If a presidential hopeful needed to buttress his commander in chief bona fides, as Obama apparently does, Afghanistan would be the place to do it. The initial mission in Afghanistan was, after all, a just one. Going after al-Qaida in Afghanistan at the time was the right thing to do and was a legitimate act of retaliation and defense accommodated within Just War teachings. Al-Qaida was responsible for the murder of 3,000 Americans. The Taliban succored al-Qaida and its leader bin Laden. The President had told the hosting Taliban to surrender bin Laden and his gang. The Taliban refused. America invaded. So far so good.
But that initial mission mutated miraculously, and now we are doing in Afghanistan what we're doing in Iraq: nation building. Nations building is Democrat for spreading democracy. Spreading democracy is Republican for nation building. These interchangeable concepts stand for an open-ended military presence with all the pitfalls that attach to Iraq.
Americans are currently training the Afghan army. As in Iraq, it'll take years if not decades before the training wheels can be removed. The men of the 101st and 82nd Airborne Divisions have made magnificent progress in pushing the Taliban back. But the gains are short-lived. The Taliban invariably regroup. Their stake in that country is simply greater than ours. Always will be. Then there are the costs and the casualties. When Special Forces target the Taliban, they frequently infringe on tribal territory instead. Civilians die. Tribal elders are enraged, and rightly so.
Nation building in that country also entails policing a corruption-riddled police force. Afghani officers of the law are "uniformed thieves." They run the opium trade by which the impoverished Afghani farmers survive.

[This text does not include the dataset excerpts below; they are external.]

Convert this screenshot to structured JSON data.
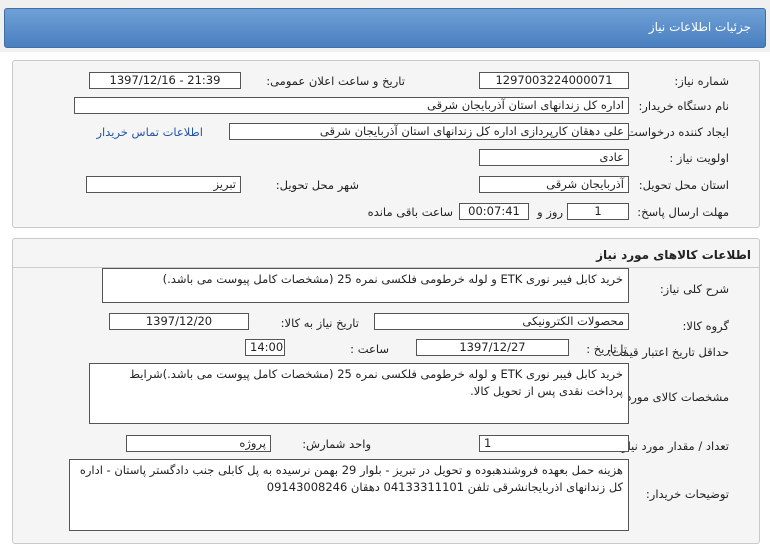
{
  "title": "جزئیات اطلاعات نیاز",
  "info": {
    "need_number_label": "شماره نیاز:",
    "need_number": "1297003224000071",
    "announce_label": "تاریخ و ساعت اعلان عمومی:",
    "announce_value": "1397/12/16 - 21:39",
    "buyer_org_label": "نام دستگاه خریدار:",
    "buyer_org": "اداره کل زندانهای استان آذربایجان شرقی",
    "requester_label": "ایجاد کننده درخواست:",
    "requester": "علی دهقان کارپردازی اداره کل زندانهای استان آذربایجان شرقی",
    "contact_link": "اطلاعات تماس خریدار",
    "priority_label": "اولویت نیاز :",
    "priority": "عادی",
    "province_label": "استان محل تحویل:",
    "province": "آذربایجان شرقی",
    "city_label": "شهر محل تحویل:",
    "city": "تبریز",
    "deadline_label": "مهلت ارسال پاسخ:",
    "days": "1",
    "days_unit": "روز و",
    "time_left": "00:07:41",
    "time_left_suffix": "ساعت باقی مانده"
  },
  "goods": {
    "section_title": "اطلاعات کالاهای مورد نیاز",
    "summary_label": "شرح کلی نیاز:",
    "summary": "خرید کابل فیبر نوری ETK و لوله خرطومی فلکسی نمره 25 (مشخصات کامل پیوست می باشد.)",
    "group_label": "گروه کالا:",
    "group": "محصولات الکترونیکی",
    "need_date_label": "تاریخ نیاز به کالا:",
    "need_date": "1397/12/20",
    "min_price_label": "حداقل تاریخ اعتبار قیمت:",
    "to_date_label": "تا تاریخ :",
    "to_date": "1397/12/27",
    "hour_label": "ساعت :",
    "hour": "14:00",
    "spec_label": "مشخصات کالای مورد نیاز:",
    "spec": "خرید کابل فیبر نوری ETK و لوله خرطومی فلکسی نمره 25 (مشخصات کامل پیوست می باشد.)شرایط پرداخت نقدی پس از تحویل کالا.",
    "qty_label": "تعداد / مقدار مورد نیاز:",
    "qty": "1",
    "unit_label": "واحد شمارش:",
    "unit": "پروژه",
    "buyer_notes_label": "توضیحات خریدار:",
    "buyer_notes": "هزینه حمل بعهده فروشندهبوده و تحویل در تبریز - بلوار 29 بهمن نرسیده به پل کابلی جنب دادگستر پاستان - اداره کل زندانهای اذربایجانشرقی  تلفن 04133311101 دهقان 09143008246"
  }
}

Somewhere on the food chain sit the drug traffickers. We mediate between them and other crime bosses, or war lords, as they are known. When we supply impoverished farmers with basic supplies, the Taliban first fleece these long-suffering folks and then punish them for collaborating with the Americans. By swooping down to save the locals from the Taliban we cripple them with kindness and deepen their dependency.
Another of the contradictions of occupation: The Pashtun population we patronize happens to disdain the central government we hope to strengthen. So it goes: We help local groups we believe to be patriotic, at the same time, end up establishing an authoritarian protectorate. Pakistan anyone?
So, as Obama sets forth strategically to ingratiate the conflict in Afghanistan on his constituents—all in order to flaunt his fitness for the office—remember: This war too must end.